Skip firing events for up-to-date
Skip firing events for up-to-date files that are not
yet in the cache, since UPTODATE is the default for managed files.
This drastically reduces the time spent in the refreshStatusesBatch method on big repositories executed when Commit dialog opens. For example, on the Netbeans repository, from around 8 seconds to 20ms.
Batch status change notifications
Batch status change notifications to avoid per-file event overhead.
Replace per-file PROP_FILE_STATUS_CHANGED firing in refreshStatusesBatch
with a single PROP_FILES_STATUS_CHANGED batch event, eliminating 100k
redundant propertyChange/schedule/SwingUtilities.invokeLater calls on
first load. This improves performance a bit because it eliminates many method calls.
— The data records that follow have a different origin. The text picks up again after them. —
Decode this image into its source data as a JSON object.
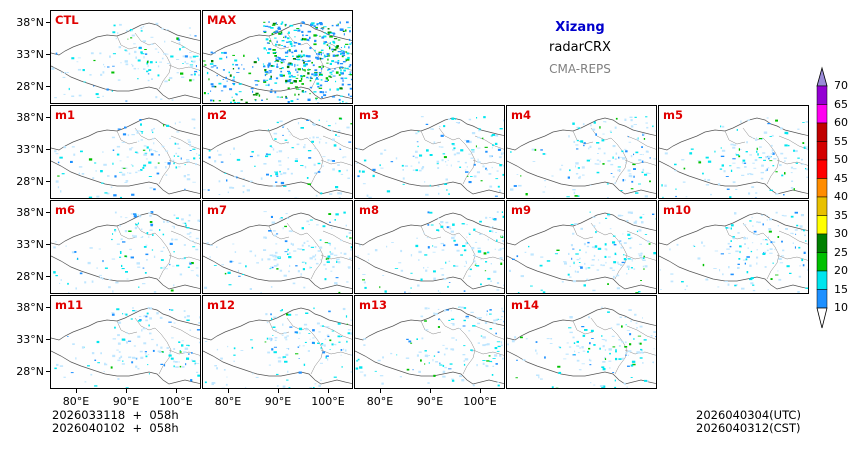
{
  "title": {
    "region": "Xizang",
    "variable": "radarCRX",
    "model": "CMA-REPS"
  },
  "panels": [
    {
      "label": "CTL"
    },
    {
      "label": "MAX"
    },
    {
      "label": "m1"
    },
    {
      "label": "m2"
    },
    {
      "label": "m3"
    },
    {
      "label": "m4"
    },
    {
      "label": "m5"
    },
    {
      "label": "m6"
    },
    {
      "label": "m7"
    },
    {
      "label": "m8"
    },
    {
      "label": "m9"
    },
    {
      "label": "m10"
    },
    {
      "label": "m11"
    },
    {
      "label": "m12"
    },
    {
      "label": "m13"
    },
    {
      "label": "m14"
    }
  ],
  "axes": {
    "lat_labels": [
      "38°N",
      "33°N",
      "28°N"
    ],
    "lon_labels": [
      "80°E",
      "90°E",
      "100°E"
    ]
  },
  "footer": {
    "init_utc": "2026033118  +  058h",
    "init_cst": "2026040102  +  058h",
    "valid_utc": "2026040304(UTC)",
    "valid_cst": "2026040312(CST)"
  },
  "colorbar": {
    "levels": [
      "10",
      "15",
      "20",
      "25",
      "30",
      "35",
      "40",
      "45",
      "50",
      "55",
      "60",
      "65",
      "70"
    ],
    "colors": [
      "#1e90ff",
      "#00e5ee",
      "#00c000",
      "#008000",
      "#ffff00",
      "#e8c000",
      "#ff8c00",
      "#ff0000",
      "#d40000",
      "#c00000",
      "#ff00f0",
      "#9400d3",
      "#9a8ad8"
    ]
  }
}
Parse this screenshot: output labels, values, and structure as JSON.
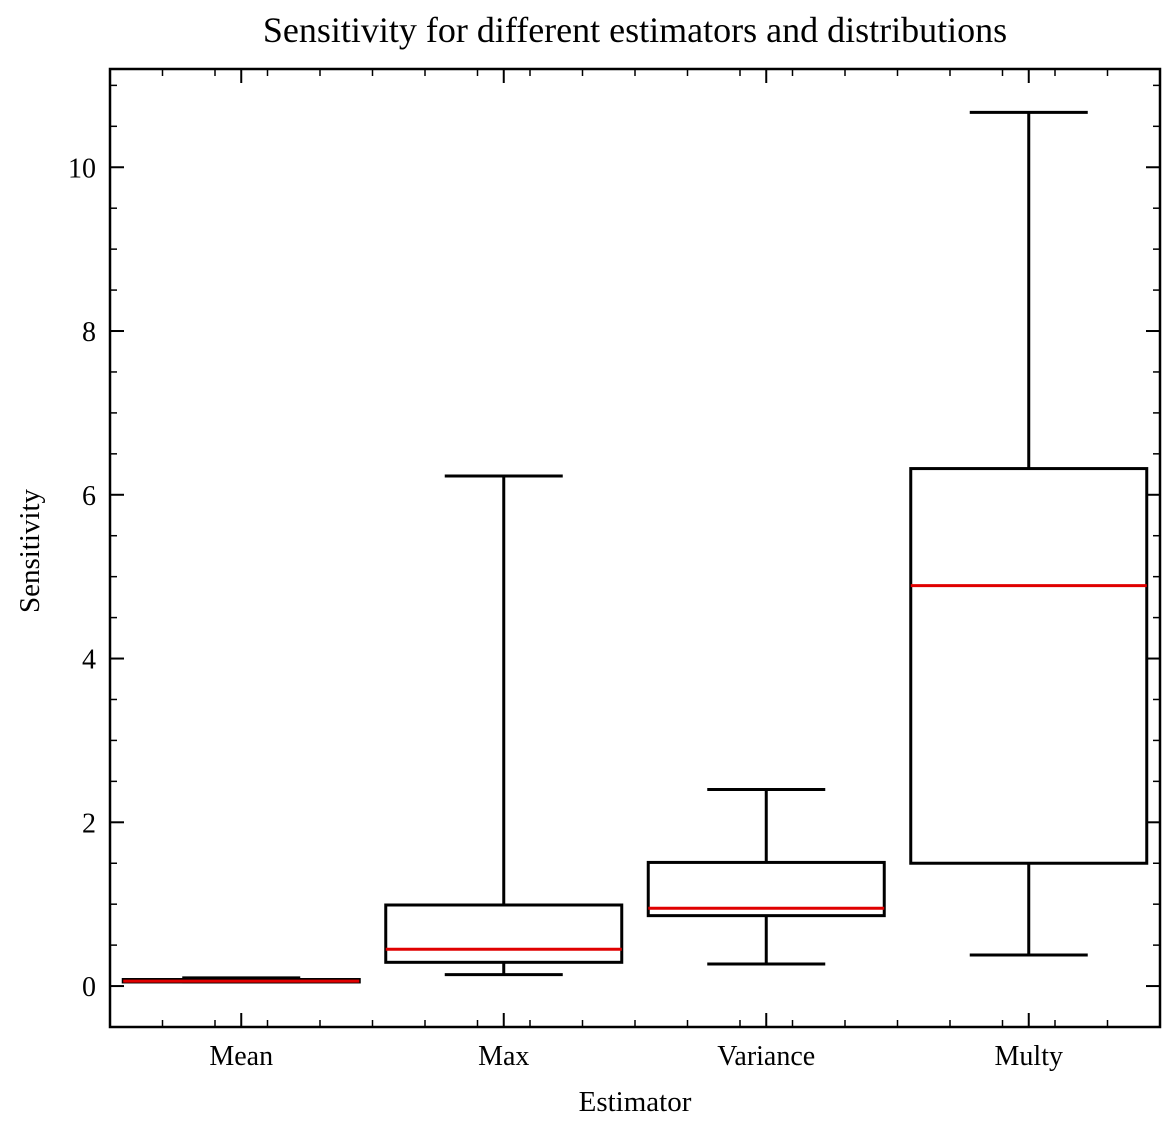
{
  "chart_data": {
    "type": "boxplot",
    "title": "Sensitivity for different estimators and distributions",
    "xlabel": "Estimator",
    "ylabel": "Sensitivity",
    "ylim": [
      -0.5,
      11.2
    ],
    "yticks": [
      0,
      2,
      4,
      6,
      8,
      10
    ],
    "y_minor_step": 0.5,
    "grid": false,
    "legend": "none",
    "colors": {
      "box": "#000000",
      "median": "#e00000"
    },
    "categories": [
      "Mean",
      "Max",
      "Variance",
      "Multy"
    ],
    "boxes": [
      {
        "label": "Mean",
        "whislo": 0.05,
        "q1": 0.05,
        "med": 0.06,
        "q3": 0.08,
        "whishi": 0.1
      },
      {
        "label": "Max",
        "whislo": 0.14,
        "q1": 0.29,
        "med": 0.45,
        "q3": 0.99,
        "whishi": 6.23
      },
      {
        "label": "Variance",
        "whislo": 0.27,
        "q1": 0.86,
        "med": 0.95,
        "q3": 1.51,
        "whishi": 2.4
      },
      {
        "label": "Multy",
        "whislo": 0.38,
        "q1": 1.5,
        "med": 4.89,
        "q3": 6.32,
        "whishi": 10.67
      }
    ]
  }
}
However, in the end, the number of files changed is the same so the event handler
still needs to process all of them.
Move status updates to a background thread
File status update requires I/O operation to refresh files metadata from FS. This is very slow when many files need to be updated. Moving them to a background thread offloads this slow operation from the main thread.
Updates can run asynchrnously without blocking the main thread that fires the status events, they just update UI hints, they have no impact no behavior.
For the whole Netbeans repository, this shortens the time it takes to complete the firePropertyChange event from 6 seconds to 1 second.
Complements #9304, which speeds up the process even more, in a different area.